Every now and then when setting up showing appointments a seller will just flat out say, No, you can’t show my house at the requested time. I will do my best to accommodate the seller since I know their household is being interrupted and they have a life outside of house showings.
The reasons given by the sellers tend to be consistent; my baby is napping, we were out of town and the house is a mess, the kids had a sleepover last night and there are 10 kids here, etc. However, the other day I was calling to set an appointment and had a seller tell me I couldn’t show his house because ‘it was too windy and he didn’t want to go outside to clean up the yard.’ Quite the excuse! I called the listing agent and mentioned the comment, as a listing agent knows possibly why this particular listing may not be selling. The listing agent was perturbed, to put it mildly.

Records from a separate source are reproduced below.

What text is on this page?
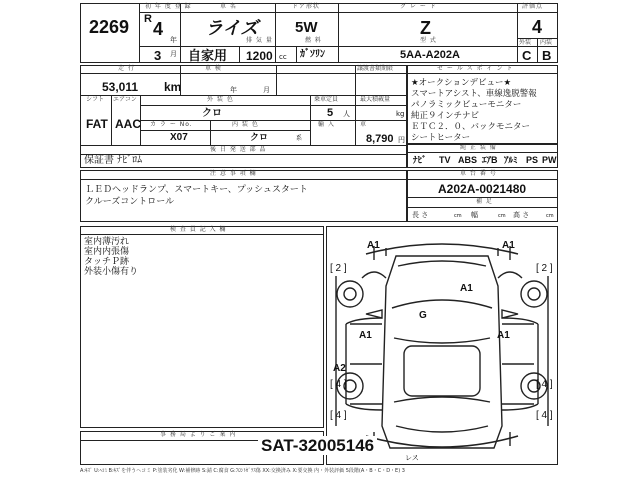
2269
初 年 度 登 録
R 4
年
3 月
車 名
ライズ
自家用
排 気 量
1200 cc
ドア形状
5W
燃 料
ｶﾞｿﾘﾝ
グ レ ー ド
Z
型 式
5AA-A202A
評価点
4
外装 内装
C B
走 行
53,011 km
車 検
年	月
譲渡書類期限
シフト エアコン
FAT AAC
外 装 色
クロ
乗車定員	最大積載量
5 人	kg
カ ラ ー No.	内 装 色
X07	クロ	系
輸 入	車
8,790 円
後 日 発 送 部 品
保証書 ﾅﾋﾞﾛﾑ
セ ー ル ス ポ イ ン ト
★オークションデビュー★
スマートアシスト、車線逸脱警報
パノラミックビューモニター
純正９インチナビ
ＥＴＣ２．０、バックモニター
シートヒーター
純 正 装 備
ﾅﾋﾞ TV ABS ｴｱB ｱﾙﾐ PS PW
注 意 事 項 欄
ＬＥＤヘッドランプ、スマートキー、プッシュスタート
クルーズコントロール
車 台 番 号
A202A-0021480
補 足
長 さ	幅	高 さ
cm	cm	cm
検 査 員 記 入 欄
室内薄汚れ
室内内張傷
タッチＰ跡
外装小傷有り
事 務 局 よ り ご 案 内
A1	A1
A1
G
A1	A1
A2
[ 2 ]	[ 2 ]
[ 4 ]	[ 4 ]
[ 4 ]	[ 4 ]
レス
SAT-32005146
A:ｷｽﾞ U:ﾍｺﾐ B:ｷｽﾞを伴うヘコミ P:塗装劣化 W:補修跡 S:錆 C:腐食 G:ﾌﾛﾝﾄｶﾞﾗｽ傷 XX:交換済み X:要交換 内・外装評価 5段階(A・B・C・D・E) 3
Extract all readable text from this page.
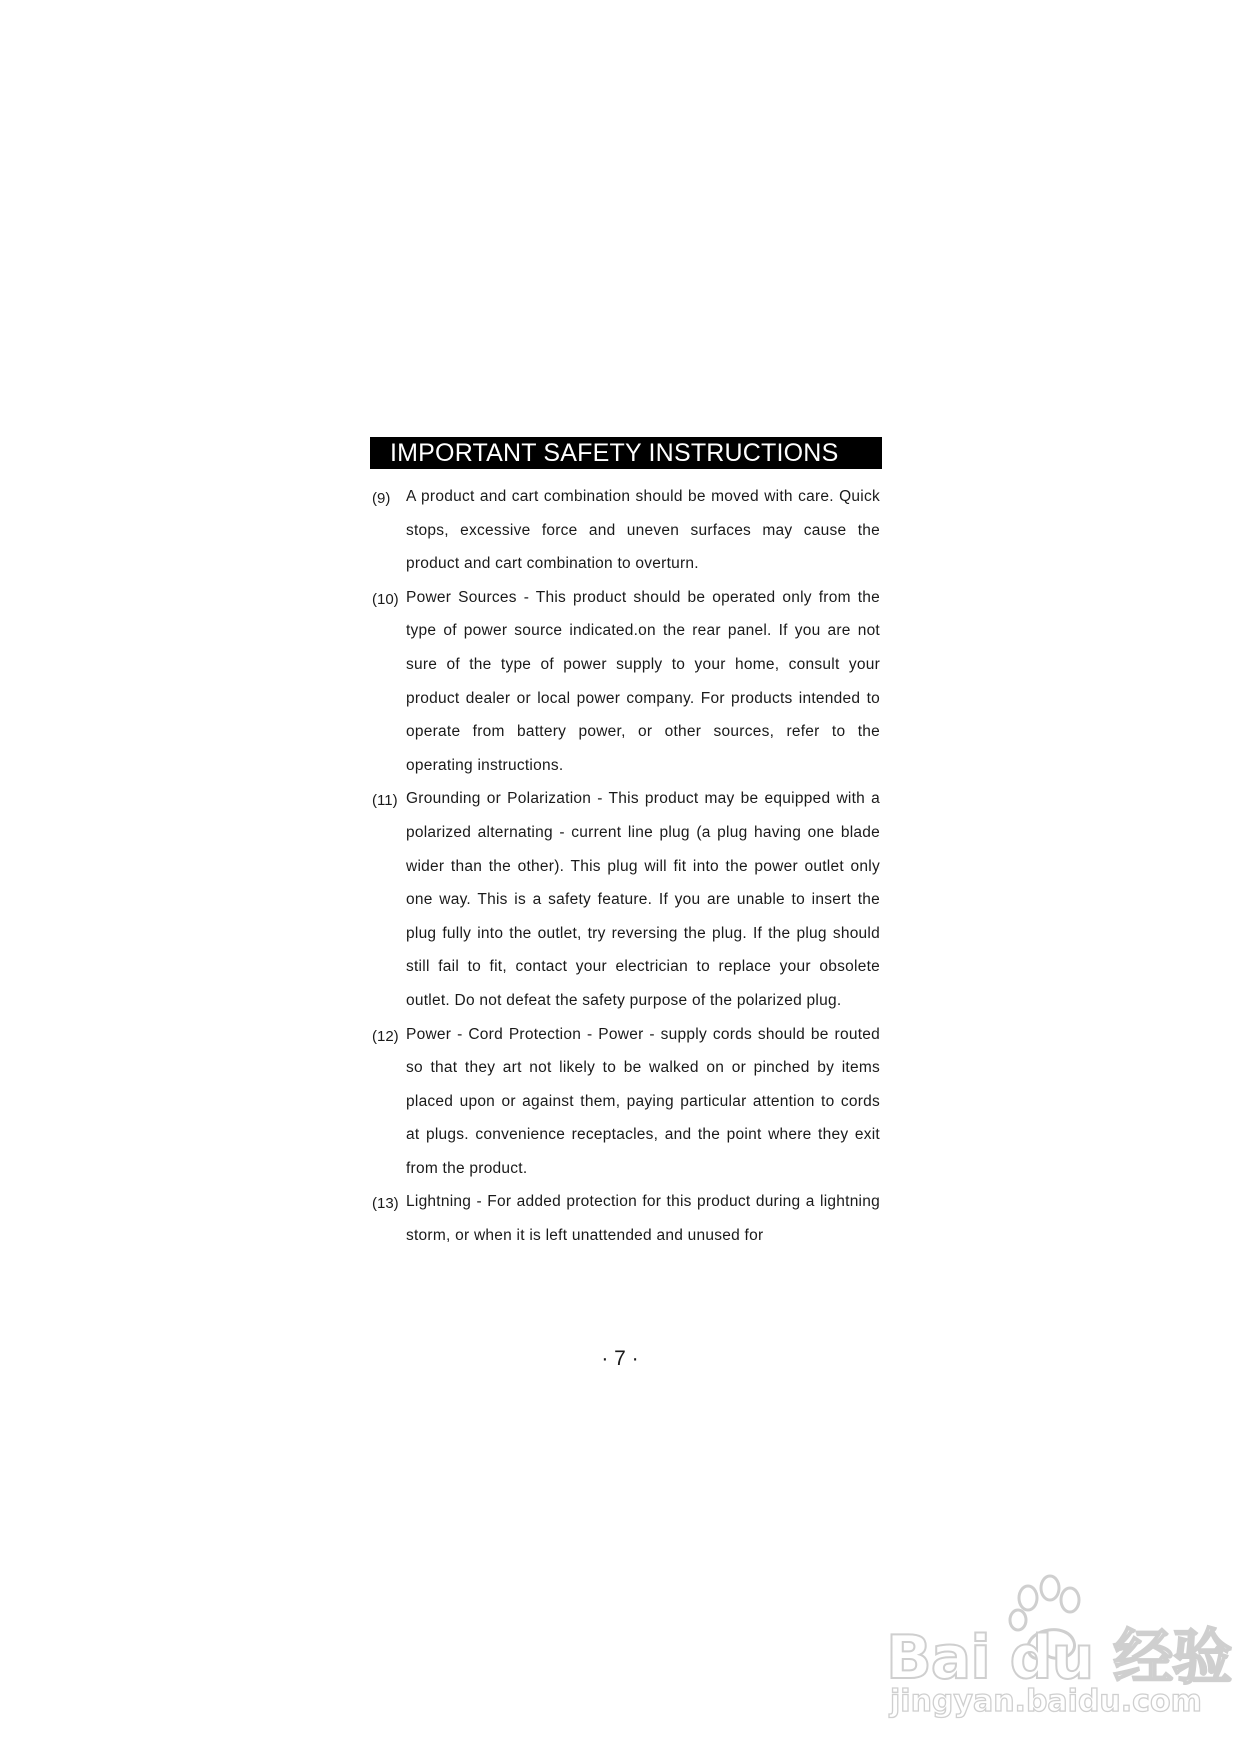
IMPORTANT SAFETY INSTRUCTIONS
(9)	A product and cart combination should be moved with care. Quick stops, excessive force and uneven surfaces may cause the product and cart combination to overturn.
(10) Power Sources - This product should be operated only from the type of power source indicated.on the rear panel. If you are not sure of the type of power supply to your home, consult your product dealer or local power company. For products intended to operate from battery power, or other sources, refer to the operating instructions.
(11) Grounding or Polarization - This product may be equipped with a polarized alternating - current line plug (a plug having one blade wider than the other). This plug will fit into the power outlet only one way. This is a safety feature. If you are unable to insert the plug fully into the outlet, try reversing the plug. If the plug should still fail to fit, contact your electrician to replace your obsolete outlet. Do not defeat the safety purpose of the polarized plug.
(12) Power - Cord Protection - Power - supply cords should be routed so that they art not likely to be walked on or pinched by items placed upon or against them, paying particular attention to cords at plugs. convenience receptacles, and the point where they exit from the product.
(13) Lightning - For added protection for this product during a lightning storm, or when it is left unattended and unused for
· 7 ·
Bai du 经验
jingyan.baidu.com
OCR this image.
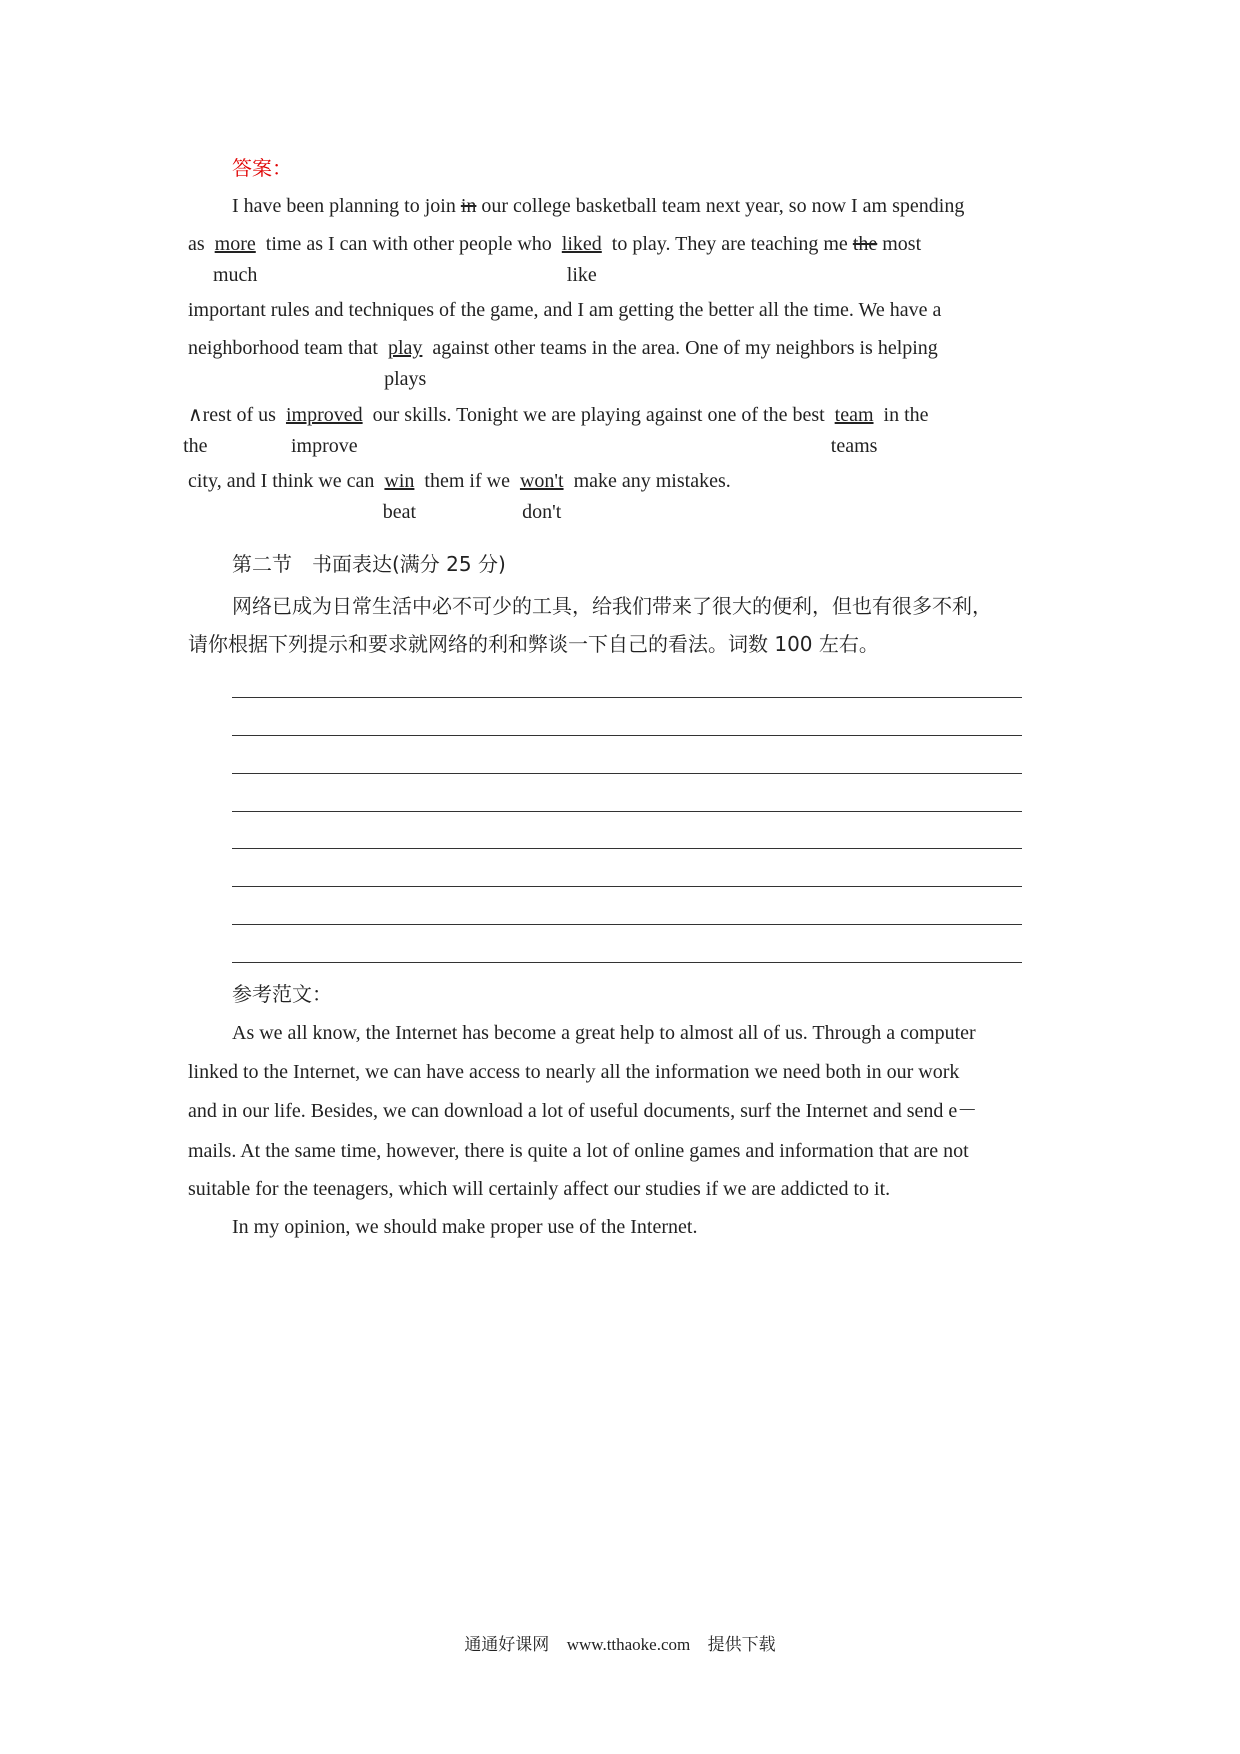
答案：
I have been planning to join in our college basketball team next year, so now I am spending
as more
much
time as I can with other people who liked
like
to play. They are teaching me the most
important rules and techniques of the game, and I am getting the better all the time. We have a
neighborhood team that play
plays
against other teams in the area. One of my neighbors is helping
∧
the
rest of us improved
improve
our skills. Tonight we are playing against one of the best team
teams
in the
city, and I think we can win
beat
them if we won't
don't
make any mistakes.
第二节　书面表达(满分 25 分)
网络已成为日常生活中必不可少的工具，给我们带来了很大的便利，但也有很多不利，
请你根据下列提示和要求就网络的利和弊谈一下自己的看法。词数 100 左右。
参考范文：
As we all know, the Internet has become a great help to almost all of us. Through a computer
linked to the Internet, we can have access to nearly all the information we need both in our work
and in our life. Besides, we can download a lot of useful documents, surf the Internet and send e－
mails. At the same time, however, there is quite a lot of online games and information that are not
suitable for the teenagers, which will certainly affect our studies if we are addicted to it.
In my opinion, we should make proper use of the Internet.
通通好课网 www.tthaoke.com 提供下载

In my experience it seems the showing denials tending to come from sellers who have had their house on the market for a longer period of time and they are just burned out with their evening and weekends being disrupted. And I can’t blame them. As a listing agent, when there is a sense of this is going on with sellers listing agents need to take this as an opportunity to sit down with the seller and discuss the pricing of the house, look to see if there is an obvious turnoff to buyers, or possibly it’s time to pull the house off the market and just not sell right now.



Overpriced listings definitely tend to say "no" to a showing more so that others, simply because they have been on the market for so long, they don't see the benefit in ANOTHER showing.
Thank you
I have seen the same. The longer a home stays on the market the less cooperative the sellers can become. There is a disturbance to normal family life but there is simply no way around that.
Now that we do not have the tax incentive, sellers will be lowering their price a heck of a lot quicker. All the buyers bought prior to last week!